Mr. Rightbody again moved impatiently towards the door. Mrs. Rightbody eyed him curiously.
“You will not write, I hope? Dr. Keppler told me to-night that your cerebral symptoms interdicted any prolonged mental strain.”
“I must consult a few papers,” responded Mr. Rightbody curtly, as he entered his library.
It was a richly-furnished apartment, morbidly severe in its decorations, which were symptomatic of a gloomy dyspepsia of art, then quite prevalent. A few curios, very ugly, but providentially equally rare, were scattered about. There were various bronzes, marbles, and casts, all requiring explanation, and so fulfilling their purpose of promoting conversation, and exhibiting the erudition of their owner. There were souvenirs of travel with a history, old bric-a-brac with a pedigree, but little or nothing that challenged attention for itself alone. In all cases the superiority of the owner to his possessions was admitted. As a natural result, nobody ever lingered there, the servants avoided the room, and no child was ever known to play in it.

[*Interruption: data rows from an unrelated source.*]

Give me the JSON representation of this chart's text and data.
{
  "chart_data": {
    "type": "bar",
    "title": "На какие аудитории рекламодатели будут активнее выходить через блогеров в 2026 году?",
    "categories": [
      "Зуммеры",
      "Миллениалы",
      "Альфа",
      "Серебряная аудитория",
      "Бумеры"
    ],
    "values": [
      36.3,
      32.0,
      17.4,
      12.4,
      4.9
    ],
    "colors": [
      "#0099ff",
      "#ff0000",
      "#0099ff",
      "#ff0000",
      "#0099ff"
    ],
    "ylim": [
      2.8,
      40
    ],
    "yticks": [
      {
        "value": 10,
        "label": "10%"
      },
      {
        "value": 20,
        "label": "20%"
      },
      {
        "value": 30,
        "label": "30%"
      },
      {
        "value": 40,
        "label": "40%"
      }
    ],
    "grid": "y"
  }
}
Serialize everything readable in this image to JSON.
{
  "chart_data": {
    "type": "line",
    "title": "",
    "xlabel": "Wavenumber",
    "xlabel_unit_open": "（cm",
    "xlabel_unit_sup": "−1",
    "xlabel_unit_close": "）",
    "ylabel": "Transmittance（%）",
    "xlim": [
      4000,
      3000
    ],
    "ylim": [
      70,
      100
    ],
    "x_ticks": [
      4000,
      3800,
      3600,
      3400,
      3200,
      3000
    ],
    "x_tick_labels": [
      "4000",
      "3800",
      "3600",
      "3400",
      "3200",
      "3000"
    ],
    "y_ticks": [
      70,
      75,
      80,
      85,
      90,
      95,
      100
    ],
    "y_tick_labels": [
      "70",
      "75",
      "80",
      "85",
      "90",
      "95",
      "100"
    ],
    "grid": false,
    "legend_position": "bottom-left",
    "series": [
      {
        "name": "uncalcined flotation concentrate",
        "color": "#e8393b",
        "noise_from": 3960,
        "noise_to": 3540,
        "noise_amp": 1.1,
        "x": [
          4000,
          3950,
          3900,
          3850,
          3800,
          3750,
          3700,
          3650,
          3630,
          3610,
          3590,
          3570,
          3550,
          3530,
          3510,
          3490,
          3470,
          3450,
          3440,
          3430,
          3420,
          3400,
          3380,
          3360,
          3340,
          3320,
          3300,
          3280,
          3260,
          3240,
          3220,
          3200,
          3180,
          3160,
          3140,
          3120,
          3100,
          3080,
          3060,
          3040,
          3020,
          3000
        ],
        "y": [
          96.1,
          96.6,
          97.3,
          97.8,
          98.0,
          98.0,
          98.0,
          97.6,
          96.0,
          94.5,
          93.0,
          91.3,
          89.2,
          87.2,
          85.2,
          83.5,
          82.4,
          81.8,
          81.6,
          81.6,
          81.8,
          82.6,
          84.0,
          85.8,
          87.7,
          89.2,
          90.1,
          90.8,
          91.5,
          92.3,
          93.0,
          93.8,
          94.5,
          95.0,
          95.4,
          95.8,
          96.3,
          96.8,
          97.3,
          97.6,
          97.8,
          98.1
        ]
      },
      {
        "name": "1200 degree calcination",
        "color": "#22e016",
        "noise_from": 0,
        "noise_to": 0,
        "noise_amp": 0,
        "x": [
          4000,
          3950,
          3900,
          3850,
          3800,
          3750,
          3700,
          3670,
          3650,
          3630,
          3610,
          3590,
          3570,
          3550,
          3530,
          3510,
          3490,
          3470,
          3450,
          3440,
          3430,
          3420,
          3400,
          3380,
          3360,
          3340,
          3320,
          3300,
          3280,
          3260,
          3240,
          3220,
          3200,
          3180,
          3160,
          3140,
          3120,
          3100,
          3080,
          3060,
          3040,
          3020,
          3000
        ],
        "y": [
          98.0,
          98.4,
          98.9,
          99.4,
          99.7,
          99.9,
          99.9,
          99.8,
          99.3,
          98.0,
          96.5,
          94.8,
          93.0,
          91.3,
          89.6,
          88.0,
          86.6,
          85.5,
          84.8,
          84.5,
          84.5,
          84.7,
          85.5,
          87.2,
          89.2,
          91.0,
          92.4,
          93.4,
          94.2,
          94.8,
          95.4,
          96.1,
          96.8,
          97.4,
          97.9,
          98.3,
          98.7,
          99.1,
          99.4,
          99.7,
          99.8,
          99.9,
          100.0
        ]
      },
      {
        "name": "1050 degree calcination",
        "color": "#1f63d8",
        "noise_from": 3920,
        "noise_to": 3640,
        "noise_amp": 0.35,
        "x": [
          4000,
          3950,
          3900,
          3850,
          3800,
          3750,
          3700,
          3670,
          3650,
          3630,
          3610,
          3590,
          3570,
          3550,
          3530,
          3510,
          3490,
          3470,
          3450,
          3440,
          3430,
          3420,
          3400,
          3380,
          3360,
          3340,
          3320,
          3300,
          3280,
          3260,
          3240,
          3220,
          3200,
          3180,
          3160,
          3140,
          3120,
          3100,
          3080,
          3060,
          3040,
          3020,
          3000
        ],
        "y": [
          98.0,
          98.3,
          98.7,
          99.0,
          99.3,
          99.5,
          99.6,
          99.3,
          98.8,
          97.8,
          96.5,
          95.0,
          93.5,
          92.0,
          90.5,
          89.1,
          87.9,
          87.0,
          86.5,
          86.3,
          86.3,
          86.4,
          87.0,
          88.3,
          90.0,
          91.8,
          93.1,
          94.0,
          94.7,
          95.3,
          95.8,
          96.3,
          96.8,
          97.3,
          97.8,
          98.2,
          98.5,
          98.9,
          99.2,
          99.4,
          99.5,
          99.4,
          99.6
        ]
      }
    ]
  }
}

Mr. Rightbody turned up the gas, and from a cabinet of drawers, precisely labelled, drew a package of letters. These he carefully examined. All were discolored, and made dignified by age; but some, in their original freshness, must have appeared trifling, and inconsistent with any correspondent of Mr. Rightbody. Nevertheless, that gentleman spent some moments in carefully perusing them, occasionally referring to the telegram in his hand. Suddenly there was a knock at the door. Mr. Rightbody started, made a half-unconscious movement to return the letters to the drawer, turned the telegram face downwards, and then, somewhat harshly, stammered,—
“Eh? Who's there? Come in.”
“I beg your pardon, papa,” said a very pretty girl, entering, without, however, the slightest trace of apology or awe in her manner, and taking a chair with the self-possession and familiarity of an habitue of the room; “but I knew it was not your habit to write late, so I supposed you were not busy. I am on my way to bed.”